Mr Speaker, that is an awfully long-winded way of saying that the President hasn't yet sought his opinion. Please allow me to ask the hon Deputy Minister the following: If the President should consult the hon Minister, as he will again, on a chosen candidate whose CV or work history contains unresolved disciplinary issues, will the hon Minister once again ignore such issues? I refer, of course, to the fact that he rejected the Public Service Commission's, PCS's, recommendation of April 2009, when the view of the PSC was solicited by the then Minister of Justice, Enver Surty, that Adv Simelane should be subjected to a disciplinary inquiry following his performance at the Ginwala Inquiry. The Minister rejected that recommendation.
I refer also to the abandonment of disciplinary proceedings against the present acting NDPP before her appointment as the acting deputy NDPP. Proceedings against her were abandoned perhaps as a result of the intercession of the hon Minister. The hon Minister seems to approve the appointment of prosecuting heads with disciplinary clouds hanging over their heads.
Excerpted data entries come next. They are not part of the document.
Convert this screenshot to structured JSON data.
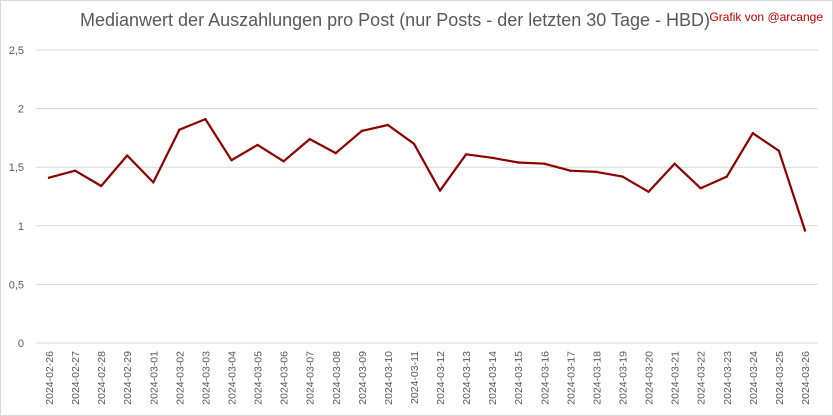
{
  "chart_data": {
    "type": "line",
    "title": "Medianwert der Auszahlungen pro Post (nur Posts - der letzten 30 Tage - HBD)",
    "credit": "Grafik von @arcange",
    "xlabel": "",
    "ylabel": "",
    "ylim": [
      0,
      2.5
    ],
    "yticks": [
      "0",
      "0,5",
      "1",
      "1,5",
      "2",
      "2,5"
    ],
    "grid": true,
    "legend": "none",
    "line_color": "#8b0000",
    "categories": [
      "2024-02-26",
      "2024-02-27",
      "2024-02-28",
      "2024-02-29",
      "2024-03-01",
      "2024-03-02",
      "2024-03-03",
      "2024-03-04",
      "2024-03-05",
      "2024-03-06",
      "2024-03-07",
      "2024-03-08",
      "2024-03-09",
      "2024-03-10",
      "2024-03-11",
      "2024-03-12",
      "2024-03-13",
      "2024-03-14",
      "2024-03-15",
      "2024-03-16",
      "2024-03-17",
      "2024-03-18",
      "2024-03-19",
      "2024-03-20",
      "2024-03-21",
      "2024-03-22",
      "2024-03-23",
      "2024-03-24",
      "2024-03-25",
      "2024-03-26"
    ],
    "values": [
      1.41,
      1.47,
      1.34,
      1.6,
      1.37,
      1.82,
      1.91,
      1.56,
      1.69,
      1.55,
      1.74,
      1.62,
      1.81,
      1.86,
      1.7,
      1.3,
      1.61,
      1.58,
      1.54,
      1.53,
      1.47,
      1.46,
      1.42,
      1.29,
      1.53,
      1.32,
      1.42,
      1.79,
      1.64,
      0.96
    ]
  }
}
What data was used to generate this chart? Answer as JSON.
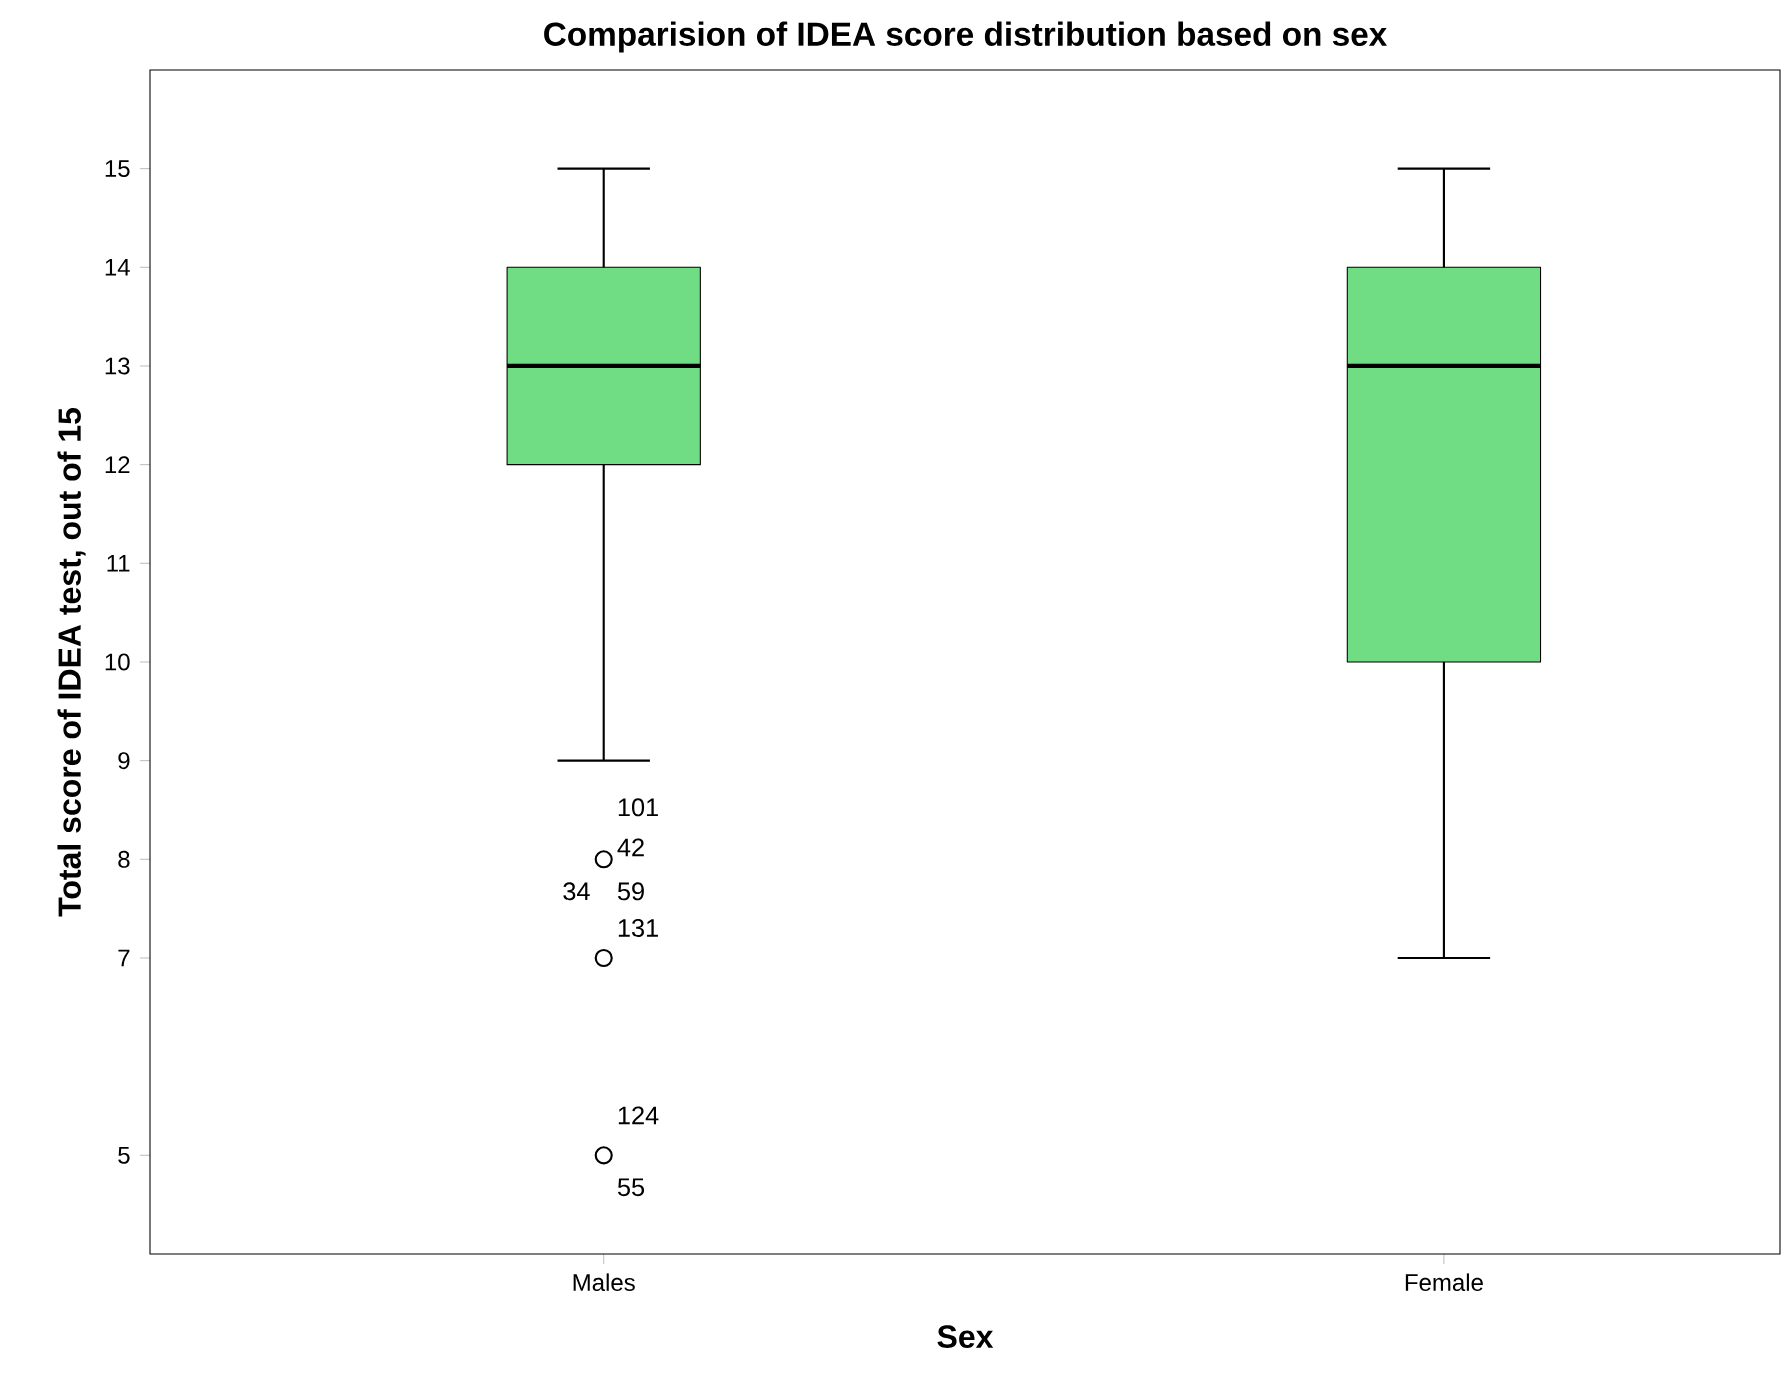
{
  "chart_data": {
    "type": "box",
    "title": "Comparision of IDEA score distribution based on sex",
    "xlabel": "Sex",
    "ylabel": "Total score of IDEA test, out of 15",
    "categories": [
      "Males",
      "Female"
    ],
    "boxes": [
      {
        "low": 9,
        "q1": 12,
        "median": 13,
        "q3": 14,
        "high": 15,
        "outliers": [
          8,
          7,
          5
        ]
      },
      {
        "low": 7,
        "q1": 10,
        "median": 13,
        "q3": 14,
        "high": 15
      }
    ],
    "color": "#70dc84",
    "ylim": [
      4,
      16
    ],
    "yticks": [
      5,
      7,
      8,
      9,
      10,
      11,
      12,
      13,
      14,
      15
    ],
    "grid": false,
    "annotations": [
      "101",
      "42",
      "34",
      "59",
      "131",
      "124",
      "55"
    ]
  }
}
I don't need to spell out to the Deputy Minister that our courts have now said that objective jurisdictional facts must demonstrate the fitness and propriety of an NDPP in order to demonstrate their integrity, conscientiousness and experience. Therefore, such unresolved disciplinary issues, when hanging over the head of a potential appointee, militate against the requirement of fitness and propriety. Is the hon Minister going to ignore disciplinaries once again. [Time expired.]